基于转矩脉动优化的电动汽车用高转矩性价比永磁辅助型同步磁阻电机研究

基于转矩脉动优化的电动汽车用高转矩性价比永磁辅助型同步磁阻电机研究摘要：电动汽车作为替代传统燃油车的新能源汽车，在环保、节能等方面具有显著优势。其中，电机作为关键元器件之一，对电动汽车的性能和续航里程有着重要影响。本文则以高转矩性价比永磁辅助型同步磁阻电机为研究对象，通过对电机结构和运行原理的分析，提出了基于转矩脉动优化的改进方案。

首先，通过对传统同步磁阻电机的研究和分析，发现其存在转矩脉动较大、低速性能差等问题。为此，本文提出一种永磁辅助型同步磁阻电机结构改进方案，在传统同步磁阻电机的基础上增加永磁励磁作用，提高永磁机磨合质量和电机效率。

其次，本文基于转矩脉动优化理论，提出一种基于电机电流曲线协调控制的转矩脉动优化方法。通过对电机的电流曲线进行协调控制，有效减小了电机在运行过程中的转矩脉动，提升了电机的驱动性能和效率。

最后，通过仿真和实验验证，验证了所提出的基于转矩脉动优化的改进方案及控制方法的有效性，证明了该方案具有一定的实用性和普适性。

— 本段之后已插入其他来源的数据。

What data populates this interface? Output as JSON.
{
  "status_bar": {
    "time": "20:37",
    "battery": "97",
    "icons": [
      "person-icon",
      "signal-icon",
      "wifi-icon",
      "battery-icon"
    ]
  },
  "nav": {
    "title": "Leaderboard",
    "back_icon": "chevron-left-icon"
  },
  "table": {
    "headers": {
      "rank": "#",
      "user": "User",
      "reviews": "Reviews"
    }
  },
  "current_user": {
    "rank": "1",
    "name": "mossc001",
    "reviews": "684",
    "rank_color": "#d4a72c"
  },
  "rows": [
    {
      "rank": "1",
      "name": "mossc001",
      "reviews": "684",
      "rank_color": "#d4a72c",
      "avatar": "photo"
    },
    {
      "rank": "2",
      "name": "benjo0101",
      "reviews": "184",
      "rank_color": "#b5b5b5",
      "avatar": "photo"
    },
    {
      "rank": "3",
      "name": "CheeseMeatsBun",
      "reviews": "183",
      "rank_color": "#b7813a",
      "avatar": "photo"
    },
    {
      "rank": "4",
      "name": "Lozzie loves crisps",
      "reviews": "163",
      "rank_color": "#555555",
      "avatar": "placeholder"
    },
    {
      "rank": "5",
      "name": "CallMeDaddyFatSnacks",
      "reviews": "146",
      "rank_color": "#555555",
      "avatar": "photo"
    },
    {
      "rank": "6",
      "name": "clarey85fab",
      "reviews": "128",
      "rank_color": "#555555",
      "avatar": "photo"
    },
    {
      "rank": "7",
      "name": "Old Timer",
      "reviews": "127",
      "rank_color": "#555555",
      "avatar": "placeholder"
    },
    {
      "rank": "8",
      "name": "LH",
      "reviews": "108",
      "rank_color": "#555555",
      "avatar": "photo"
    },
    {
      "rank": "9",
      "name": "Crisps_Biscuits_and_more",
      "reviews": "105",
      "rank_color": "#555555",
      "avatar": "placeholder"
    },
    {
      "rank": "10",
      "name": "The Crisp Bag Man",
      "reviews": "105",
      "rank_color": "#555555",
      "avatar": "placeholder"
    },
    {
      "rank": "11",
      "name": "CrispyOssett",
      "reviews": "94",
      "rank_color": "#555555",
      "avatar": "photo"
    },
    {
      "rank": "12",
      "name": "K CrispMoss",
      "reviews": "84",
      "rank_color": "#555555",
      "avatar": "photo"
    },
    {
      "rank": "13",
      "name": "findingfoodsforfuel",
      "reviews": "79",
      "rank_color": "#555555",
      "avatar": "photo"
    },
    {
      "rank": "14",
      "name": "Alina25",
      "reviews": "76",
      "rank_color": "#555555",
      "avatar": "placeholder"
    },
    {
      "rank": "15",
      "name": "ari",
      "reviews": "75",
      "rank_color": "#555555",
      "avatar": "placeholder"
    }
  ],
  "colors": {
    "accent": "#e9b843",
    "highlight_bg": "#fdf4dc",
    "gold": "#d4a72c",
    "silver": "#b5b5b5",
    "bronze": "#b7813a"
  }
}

关键词：电动汽车；同步磁阻电机；永磁励磁；转矩脉动优化；控制方法；仿真实验

Abstract:Electricvehicles,asnewenergyvehiclesreplacingtraditionalfuelvehicles,havesignificantadvantagesinenvironmentalprotectionandenergysaving.Amongthem,themotor,asoneofthekeycomponents,hasanimportantimpactontheperformanceandcruisingrangeofelectricvehicles.Thispapertakesthehightorque-cost-effectivepermanentmagnet-assistedsynchronousreluctancemotorastheresearchobject,andproposesanimprovementplanbasedontorquepulsationoptimizationthroughanalysisofthemotorstructureandoperatingprinciple.

Firstly,throughresearchandanalysisoftraditionalsynchronousreluctancemotor,thepaperfoundthatithasproblemssuchaslargetorquepulsationandpoorlow-speedperformance.Therefore,thispaperproposesanimprovementplanforthepermanentmagnet-assistedsynchronousreluctancemotor,whichincreasesthepermanentmagnetexcitationeffectonthebasisofthetraditionalsynchronousreluctancemotor,andimprovestherunning-inqualityandefficiencyofthepermanentmagnetmachine.

Secondly,basedonthetheoryoftorquepulsationoptimization,thispaperproposesatorquepulsationoptimizationmethodbasedoncoordinatedcontrolofmotorcurrentcurve.Bycoordinatingandcontrollingthecurrentcurveofthemotor,thetorquepulsationofthemotorduringoperationiseffectivelyreduced,andthedrivingperformanceandefficiencyofthemotorareimproved.

Finally,throughsimulationandexperimentalverification,theeffectivenessoftheproposedimprovementplanandcontrolmethodbasedontorquepulsationoptimizationisverified,andthepracticalityanduniversalityoftheplanareproved.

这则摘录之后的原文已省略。